Many professors, and a few of their institutions, embrace these means for sharing knowledge. But the general attitude in higher education has been wariness, or worse. Harvard’s Office of General Counsel has pursued students who blog about courses, and Finalsclub has been warned that lectures are protected by copyright whenever the professor prepares some tangible version of them in the form of notes, slides, or video.

In advice to rights-jealous faculty, meanwhile, the University of Texas’s Office of General Counsel takes the idea of lecture infringement to absurd lengths. A memo from UT’s lawyers offers faculty a framework for preventing student “infringement” via note-taking. The document offers helpful language to include in syllabi, such as the following “license”:

My lectures are protected by state common law and federal copyright law. They are my own original expression and I record them at the same time that I deliver them in order to secure protection. Whereas you are authorized to take notes in class thereby creating a derivative work from my lecture, the authorization extends only to making one set of notes for your own personal use and no other use. You are not authorized to record my lectures, to provide your notes to anyone else or to make any commercial use of them without express prior permission from me.
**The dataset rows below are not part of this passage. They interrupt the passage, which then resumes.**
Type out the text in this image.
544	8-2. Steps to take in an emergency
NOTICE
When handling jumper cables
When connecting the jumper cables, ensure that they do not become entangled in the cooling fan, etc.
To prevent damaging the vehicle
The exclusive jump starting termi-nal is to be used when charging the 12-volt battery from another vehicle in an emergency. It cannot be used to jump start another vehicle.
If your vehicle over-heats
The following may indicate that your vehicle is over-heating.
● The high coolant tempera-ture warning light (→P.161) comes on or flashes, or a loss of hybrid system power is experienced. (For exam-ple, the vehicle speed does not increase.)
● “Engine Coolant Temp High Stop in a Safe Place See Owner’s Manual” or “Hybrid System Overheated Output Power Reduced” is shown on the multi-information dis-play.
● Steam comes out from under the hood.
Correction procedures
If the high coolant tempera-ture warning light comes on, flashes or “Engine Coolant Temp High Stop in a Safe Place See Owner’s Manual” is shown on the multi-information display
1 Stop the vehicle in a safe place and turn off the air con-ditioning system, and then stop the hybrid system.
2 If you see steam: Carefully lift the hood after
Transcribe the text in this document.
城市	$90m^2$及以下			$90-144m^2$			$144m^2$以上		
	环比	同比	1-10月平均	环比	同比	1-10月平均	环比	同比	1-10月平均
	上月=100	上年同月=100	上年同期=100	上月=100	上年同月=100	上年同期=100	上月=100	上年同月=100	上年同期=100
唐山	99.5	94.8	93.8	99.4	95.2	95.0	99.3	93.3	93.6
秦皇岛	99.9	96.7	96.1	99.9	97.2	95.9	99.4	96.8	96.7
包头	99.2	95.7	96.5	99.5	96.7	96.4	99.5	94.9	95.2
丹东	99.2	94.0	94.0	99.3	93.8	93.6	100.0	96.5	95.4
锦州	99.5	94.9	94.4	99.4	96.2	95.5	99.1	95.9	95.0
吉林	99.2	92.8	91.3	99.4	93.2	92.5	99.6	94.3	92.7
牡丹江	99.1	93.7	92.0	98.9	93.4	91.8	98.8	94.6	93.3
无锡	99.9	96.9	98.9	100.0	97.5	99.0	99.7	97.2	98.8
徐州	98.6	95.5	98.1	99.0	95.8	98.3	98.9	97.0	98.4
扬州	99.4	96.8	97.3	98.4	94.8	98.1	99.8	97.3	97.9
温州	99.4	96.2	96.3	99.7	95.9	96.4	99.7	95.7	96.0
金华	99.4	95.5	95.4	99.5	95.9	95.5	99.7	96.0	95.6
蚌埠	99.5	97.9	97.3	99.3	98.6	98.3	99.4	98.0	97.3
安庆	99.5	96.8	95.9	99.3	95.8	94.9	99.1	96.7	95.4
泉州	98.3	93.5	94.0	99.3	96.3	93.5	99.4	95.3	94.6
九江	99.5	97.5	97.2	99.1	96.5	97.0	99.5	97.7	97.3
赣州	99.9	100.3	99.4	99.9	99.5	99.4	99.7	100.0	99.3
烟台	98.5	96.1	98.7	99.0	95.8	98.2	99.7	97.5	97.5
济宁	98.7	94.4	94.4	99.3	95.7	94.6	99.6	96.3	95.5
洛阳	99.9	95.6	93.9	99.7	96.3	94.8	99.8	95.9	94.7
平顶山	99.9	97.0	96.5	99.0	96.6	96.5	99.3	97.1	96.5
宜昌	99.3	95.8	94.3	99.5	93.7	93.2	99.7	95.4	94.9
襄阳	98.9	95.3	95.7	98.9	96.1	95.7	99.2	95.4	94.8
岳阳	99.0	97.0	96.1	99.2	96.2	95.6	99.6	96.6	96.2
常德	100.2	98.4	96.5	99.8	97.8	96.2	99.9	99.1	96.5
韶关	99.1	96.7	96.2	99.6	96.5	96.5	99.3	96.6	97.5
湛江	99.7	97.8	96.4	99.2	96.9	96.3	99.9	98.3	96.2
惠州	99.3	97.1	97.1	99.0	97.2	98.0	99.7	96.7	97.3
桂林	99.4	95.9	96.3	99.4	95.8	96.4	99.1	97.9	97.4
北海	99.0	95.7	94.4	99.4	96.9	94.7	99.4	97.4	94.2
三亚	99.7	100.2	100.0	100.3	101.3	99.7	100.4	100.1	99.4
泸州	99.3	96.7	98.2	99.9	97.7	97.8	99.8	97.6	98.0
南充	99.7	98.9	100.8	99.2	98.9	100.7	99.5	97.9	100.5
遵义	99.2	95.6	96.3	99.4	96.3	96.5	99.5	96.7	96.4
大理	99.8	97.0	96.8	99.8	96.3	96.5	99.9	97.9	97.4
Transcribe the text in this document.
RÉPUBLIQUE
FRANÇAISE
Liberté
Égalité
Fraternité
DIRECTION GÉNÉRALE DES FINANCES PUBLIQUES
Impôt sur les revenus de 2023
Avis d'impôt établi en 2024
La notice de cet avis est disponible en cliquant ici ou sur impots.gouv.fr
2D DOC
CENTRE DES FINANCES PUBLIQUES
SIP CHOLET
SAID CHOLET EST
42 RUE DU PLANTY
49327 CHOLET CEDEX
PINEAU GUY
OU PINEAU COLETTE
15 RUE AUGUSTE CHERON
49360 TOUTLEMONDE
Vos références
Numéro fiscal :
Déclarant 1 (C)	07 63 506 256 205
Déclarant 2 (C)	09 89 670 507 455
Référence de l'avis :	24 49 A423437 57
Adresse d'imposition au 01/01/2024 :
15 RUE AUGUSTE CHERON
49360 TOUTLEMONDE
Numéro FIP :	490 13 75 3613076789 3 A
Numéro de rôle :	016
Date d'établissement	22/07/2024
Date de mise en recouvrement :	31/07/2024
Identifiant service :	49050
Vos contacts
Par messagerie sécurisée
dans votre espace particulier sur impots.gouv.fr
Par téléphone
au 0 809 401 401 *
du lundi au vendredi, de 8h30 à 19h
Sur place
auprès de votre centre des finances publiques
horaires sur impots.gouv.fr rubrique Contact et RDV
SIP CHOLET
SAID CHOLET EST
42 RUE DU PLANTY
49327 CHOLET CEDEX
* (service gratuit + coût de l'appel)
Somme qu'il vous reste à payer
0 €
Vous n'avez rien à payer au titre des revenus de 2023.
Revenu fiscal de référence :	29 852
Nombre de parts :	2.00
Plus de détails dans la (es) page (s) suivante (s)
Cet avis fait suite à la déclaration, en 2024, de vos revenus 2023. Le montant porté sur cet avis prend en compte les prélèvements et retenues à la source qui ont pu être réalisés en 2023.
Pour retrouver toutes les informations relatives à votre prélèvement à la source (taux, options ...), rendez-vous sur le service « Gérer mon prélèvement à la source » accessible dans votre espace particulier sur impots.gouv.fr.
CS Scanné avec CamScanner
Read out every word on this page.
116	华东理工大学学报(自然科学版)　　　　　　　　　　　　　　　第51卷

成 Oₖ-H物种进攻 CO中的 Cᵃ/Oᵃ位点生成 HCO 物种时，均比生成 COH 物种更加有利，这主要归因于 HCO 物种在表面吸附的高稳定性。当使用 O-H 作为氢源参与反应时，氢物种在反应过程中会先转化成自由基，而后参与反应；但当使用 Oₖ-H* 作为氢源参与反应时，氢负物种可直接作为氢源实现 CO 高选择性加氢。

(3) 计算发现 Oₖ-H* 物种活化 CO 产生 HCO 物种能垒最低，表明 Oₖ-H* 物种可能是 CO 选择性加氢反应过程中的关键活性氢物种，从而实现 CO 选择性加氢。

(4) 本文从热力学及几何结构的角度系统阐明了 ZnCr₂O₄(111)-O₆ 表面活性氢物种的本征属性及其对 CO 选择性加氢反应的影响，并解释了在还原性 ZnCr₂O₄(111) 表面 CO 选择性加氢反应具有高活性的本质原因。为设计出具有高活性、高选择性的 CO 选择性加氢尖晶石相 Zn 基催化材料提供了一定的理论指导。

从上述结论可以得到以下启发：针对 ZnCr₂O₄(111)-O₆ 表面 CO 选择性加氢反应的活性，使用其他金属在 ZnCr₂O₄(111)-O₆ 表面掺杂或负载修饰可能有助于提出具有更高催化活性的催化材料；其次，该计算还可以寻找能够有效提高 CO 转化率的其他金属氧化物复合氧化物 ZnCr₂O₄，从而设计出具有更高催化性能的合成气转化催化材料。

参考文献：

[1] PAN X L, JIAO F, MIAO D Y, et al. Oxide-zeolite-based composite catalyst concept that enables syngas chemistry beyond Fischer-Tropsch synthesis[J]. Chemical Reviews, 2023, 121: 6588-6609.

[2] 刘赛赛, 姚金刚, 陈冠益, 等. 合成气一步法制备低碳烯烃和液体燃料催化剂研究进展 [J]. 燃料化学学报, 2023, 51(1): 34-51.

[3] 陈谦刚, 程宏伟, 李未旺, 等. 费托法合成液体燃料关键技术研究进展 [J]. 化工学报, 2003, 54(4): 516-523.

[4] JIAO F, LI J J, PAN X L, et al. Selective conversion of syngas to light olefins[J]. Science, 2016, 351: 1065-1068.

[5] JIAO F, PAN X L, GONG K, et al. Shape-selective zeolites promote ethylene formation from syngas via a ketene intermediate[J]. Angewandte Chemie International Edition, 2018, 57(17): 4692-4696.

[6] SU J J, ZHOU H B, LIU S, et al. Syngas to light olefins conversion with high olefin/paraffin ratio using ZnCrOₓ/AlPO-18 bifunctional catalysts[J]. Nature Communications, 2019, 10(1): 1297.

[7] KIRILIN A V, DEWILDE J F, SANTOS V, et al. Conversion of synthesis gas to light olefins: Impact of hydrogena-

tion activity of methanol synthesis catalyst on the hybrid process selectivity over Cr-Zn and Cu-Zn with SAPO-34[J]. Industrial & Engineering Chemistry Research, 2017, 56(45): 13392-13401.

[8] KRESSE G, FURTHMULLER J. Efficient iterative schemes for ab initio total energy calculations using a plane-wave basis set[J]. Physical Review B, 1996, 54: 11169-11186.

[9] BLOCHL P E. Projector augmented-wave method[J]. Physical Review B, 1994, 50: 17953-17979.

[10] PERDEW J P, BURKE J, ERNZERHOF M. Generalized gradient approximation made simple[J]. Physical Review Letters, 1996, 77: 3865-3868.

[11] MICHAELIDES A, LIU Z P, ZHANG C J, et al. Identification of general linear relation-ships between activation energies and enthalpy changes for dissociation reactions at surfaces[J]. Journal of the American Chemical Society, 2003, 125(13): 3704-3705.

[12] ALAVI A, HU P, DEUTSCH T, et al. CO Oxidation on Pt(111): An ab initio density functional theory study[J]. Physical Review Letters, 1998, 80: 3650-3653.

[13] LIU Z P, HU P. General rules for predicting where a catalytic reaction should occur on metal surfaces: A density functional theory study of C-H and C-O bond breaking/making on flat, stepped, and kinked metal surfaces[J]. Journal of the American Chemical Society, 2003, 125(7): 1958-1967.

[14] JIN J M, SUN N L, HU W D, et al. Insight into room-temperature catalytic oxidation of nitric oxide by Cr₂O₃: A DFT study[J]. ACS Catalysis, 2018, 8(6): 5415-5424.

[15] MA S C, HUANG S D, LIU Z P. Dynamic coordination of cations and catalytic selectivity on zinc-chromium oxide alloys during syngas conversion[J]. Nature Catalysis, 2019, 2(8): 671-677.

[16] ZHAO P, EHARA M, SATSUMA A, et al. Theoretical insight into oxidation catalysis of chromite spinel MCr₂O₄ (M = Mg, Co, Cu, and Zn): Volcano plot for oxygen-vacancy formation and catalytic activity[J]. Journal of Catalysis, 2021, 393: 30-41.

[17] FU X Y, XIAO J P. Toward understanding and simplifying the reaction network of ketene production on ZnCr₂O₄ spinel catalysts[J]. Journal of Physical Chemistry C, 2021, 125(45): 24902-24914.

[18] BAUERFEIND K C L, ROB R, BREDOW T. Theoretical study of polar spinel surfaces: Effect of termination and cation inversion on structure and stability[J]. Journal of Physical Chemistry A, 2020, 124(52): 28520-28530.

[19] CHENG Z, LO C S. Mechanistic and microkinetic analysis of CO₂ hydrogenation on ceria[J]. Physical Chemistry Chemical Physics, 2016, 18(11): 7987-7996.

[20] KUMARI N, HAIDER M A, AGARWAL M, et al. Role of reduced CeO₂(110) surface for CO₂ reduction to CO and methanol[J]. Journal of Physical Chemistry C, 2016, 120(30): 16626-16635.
Check out the rest of the document, which paints a remarkable, dystopian vision of the near future in higher education.

Although the Internet’s blinding light makes all such problems seem shiny and new, this is an issue with a lengthy history. Unsurprisingly, issues of lecture “piracy” predate the web by hundreds of years, reaching back to the great age of the lecture, the nineteenth century. The legal history of lectures and intellectual property disputes is covered in an article by Australian legal historian Alex Steel (which is cited in the splendid comments thread following on Harry Lewis’s post). According to Steel, the earliest case of legal dispute over note-taking is Abernethy v Hutchinson (1825), in which Abernethy, a surgeon and medical lecturer, sued the then-new journal The Lancet over the unauthorized publication of notes taken by one of Abernethy’s students. Abernethy charged a fee for his lectures; the founder of The Lancet, Thomas Wakley, had started his journal because he believed that medical knowledge was a public good to be disseminated as widely as possible. 

Here’s an interesting historical contrast to ponder: The Lancet, which remains one of the most influential and prestigious medical journals, was born in the early 19th century as a radical publication committed to open access. Today, The Lancet is published by Reed Elsevier, Inc. Individual subscriptions cost $191 annually, and an institutional subscription sets your library back more than $1100.